I stumbled into a bash corner-case while setting up nix-based CI for the oil shell project. I’m mostly posting to document it somewhere, though it may also have some bearing on the idea I’ve seen previously of using a small C program as a wrapper.
Specifically, I’m debugging a few tests that break in Nix but not existing non-nix CI. The tests are part of a suite that compares behavior of multiple shells (they vary from test to test, but include: oil’s own osh, bash, mksh, dash, zsh, and busybox ash).
For each shell, each test does something like:
- set/export
PS1=""
(to simplify comparing output from different shells, I think) - run commands in the shell
- check the output
I eventually traced the problem back to bash: when non-interactive (and thus in any Nix-built/patched wrapper) it unsets PS1 (and PS2) on init.

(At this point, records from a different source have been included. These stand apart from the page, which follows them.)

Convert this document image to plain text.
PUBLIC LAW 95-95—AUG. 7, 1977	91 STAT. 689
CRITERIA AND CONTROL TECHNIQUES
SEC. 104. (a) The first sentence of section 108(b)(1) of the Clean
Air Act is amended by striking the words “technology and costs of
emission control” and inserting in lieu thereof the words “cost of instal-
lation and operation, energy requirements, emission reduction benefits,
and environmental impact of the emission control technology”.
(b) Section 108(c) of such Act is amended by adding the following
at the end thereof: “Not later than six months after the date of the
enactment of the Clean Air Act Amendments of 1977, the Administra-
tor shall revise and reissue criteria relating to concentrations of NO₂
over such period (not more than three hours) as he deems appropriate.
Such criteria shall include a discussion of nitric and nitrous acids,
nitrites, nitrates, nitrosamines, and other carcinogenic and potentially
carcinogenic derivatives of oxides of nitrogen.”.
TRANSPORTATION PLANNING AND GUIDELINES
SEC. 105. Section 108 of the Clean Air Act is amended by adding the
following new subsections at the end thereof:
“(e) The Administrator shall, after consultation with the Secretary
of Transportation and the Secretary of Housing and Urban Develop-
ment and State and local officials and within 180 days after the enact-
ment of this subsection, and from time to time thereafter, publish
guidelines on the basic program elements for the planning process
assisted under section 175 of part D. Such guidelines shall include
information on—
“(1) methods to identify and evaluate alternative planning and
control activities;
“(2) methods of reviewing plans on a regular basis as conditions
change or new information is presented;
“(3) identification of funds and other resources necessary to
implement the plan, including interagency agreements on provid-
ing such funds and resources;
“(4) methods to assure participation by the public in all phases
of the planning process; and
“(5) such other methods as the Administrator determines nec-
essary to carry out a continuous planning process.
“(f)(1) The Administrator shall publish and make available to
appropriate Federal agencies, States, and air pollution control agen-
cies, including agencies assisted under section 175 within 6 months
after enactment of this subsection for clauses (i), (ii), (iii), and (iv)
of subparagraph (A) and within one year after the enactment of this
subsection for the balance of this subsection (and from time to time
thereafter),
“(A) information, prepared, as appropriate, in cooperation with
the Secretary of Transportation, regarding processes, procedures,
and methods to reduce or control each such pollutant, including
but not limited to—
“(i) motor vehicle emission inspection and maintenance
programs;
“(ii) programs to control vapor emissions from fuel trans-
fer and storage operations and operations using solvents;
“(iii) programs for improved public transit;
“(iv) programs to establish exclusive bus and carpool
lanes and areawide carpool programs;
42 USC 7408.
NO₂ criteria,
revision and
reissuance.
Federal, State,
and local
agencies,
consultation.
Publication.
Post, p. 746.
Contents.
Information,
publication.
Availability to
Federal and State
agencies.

FWIW, I only see this behavior from bash and bash-as-sh. (If you’re curious, you can run something like for shell in bash csh dash fish ksh mksh sh tcsh zsh; do env -i PS1="test" $shell -c 'printf "%5.5s: %s\n" $0 $PS1' 2>/dev/null; done
).
My current workaround:
- create an additional overridden bash, patched to disable this behavior (just using substituteInPlace to comment out two lines in shell.c)
- substitute it into the relevant wrappers after the calls to makeWrapper
Aside from just writing the wrappers from scratch, I’m curious if anyone has better workaround ideas.